Box Plot and Outliers

Box Plot and Outliers

  • Quartiles

    • Divide dataset into four equal parts

    • Q1 (25th percentile), Q2 (50th percentile or median), Q3 (75th percentile)

    • Each quartile represents 25% of the data.

  • Interquartile Range (IQR)

    • Represents the range of the middle 50% of the data.

    • Calculated as:
      IQR = Q3 - Q1

    • Example: If Q1 = 28 and Q3 = 38, then
      IQR = 38 - 28 = 10

    • The IQR indicates the spread in the middle 50% of the data points.

  • Five Number Summary

    • Comprises: Minimum, Q1, Q2, Q3, Maximum.

    • Provides a quick summary of the data's spread and center.

  • Box Plot Construction

    • Draw a box from Q1 to Q3, with a line at Q2 (median).

    • Extend lines (whiskers) to the minimum and maximum values (without outliers).

    • If outliers exist, whiskers only extend to the adjacent values within fences.

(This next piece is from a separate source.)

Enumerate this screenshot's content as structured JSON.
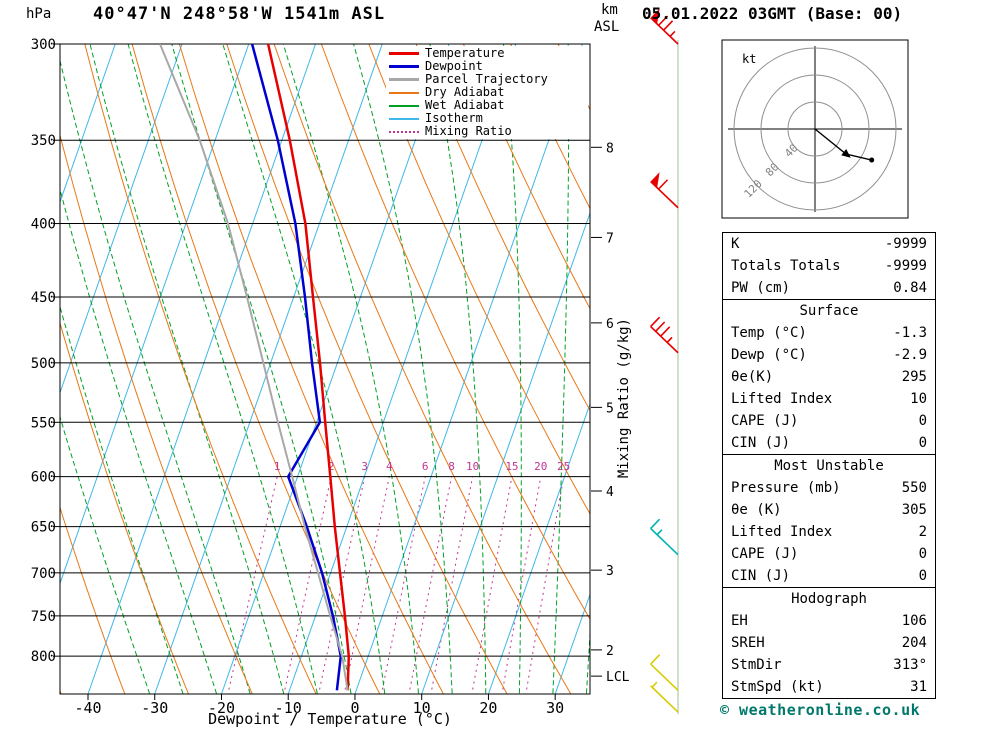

  • Outlier Identification

    • Use fences to identify outliers:

    • Lower Fence:
      Q1 - 1.5 * IQR

    • Upper Fence:
      Q3 + 1.5 * IQR

    • Data points outside these fences are considered outliers.

  • Example Application

    • For car speeds, if Q1 = 28 and Q3 = 38, IQR = 10:

    • Lower Fence = 28 - 15 = 13

    • Upper Fence = 38 + 15 = 53

    • Hence, any speed < 13 or > 53 is an outlier.

  • Impact of Outliers on Box Plots

    • If no outliers: whiskers extend to min & max values.

    • If outliers exist: whiskers stop at the closest non-outlier value (adjacent value).

  • Histograms and Box Plots

    • Box plots provide compact representation of data (similar to histograms).

    • Useful to visualize data skewness and compare distributions.

    • Skewed distributions can be identified using box plots:

    • Right skew (long tail on the right)

    • Left skew (long tail on the left)

  • Comparing Two Datasets

    • Box plots are preferable for side-by-side comparisons of two groups.

    • Ensure the same numerical axis to compare effectively.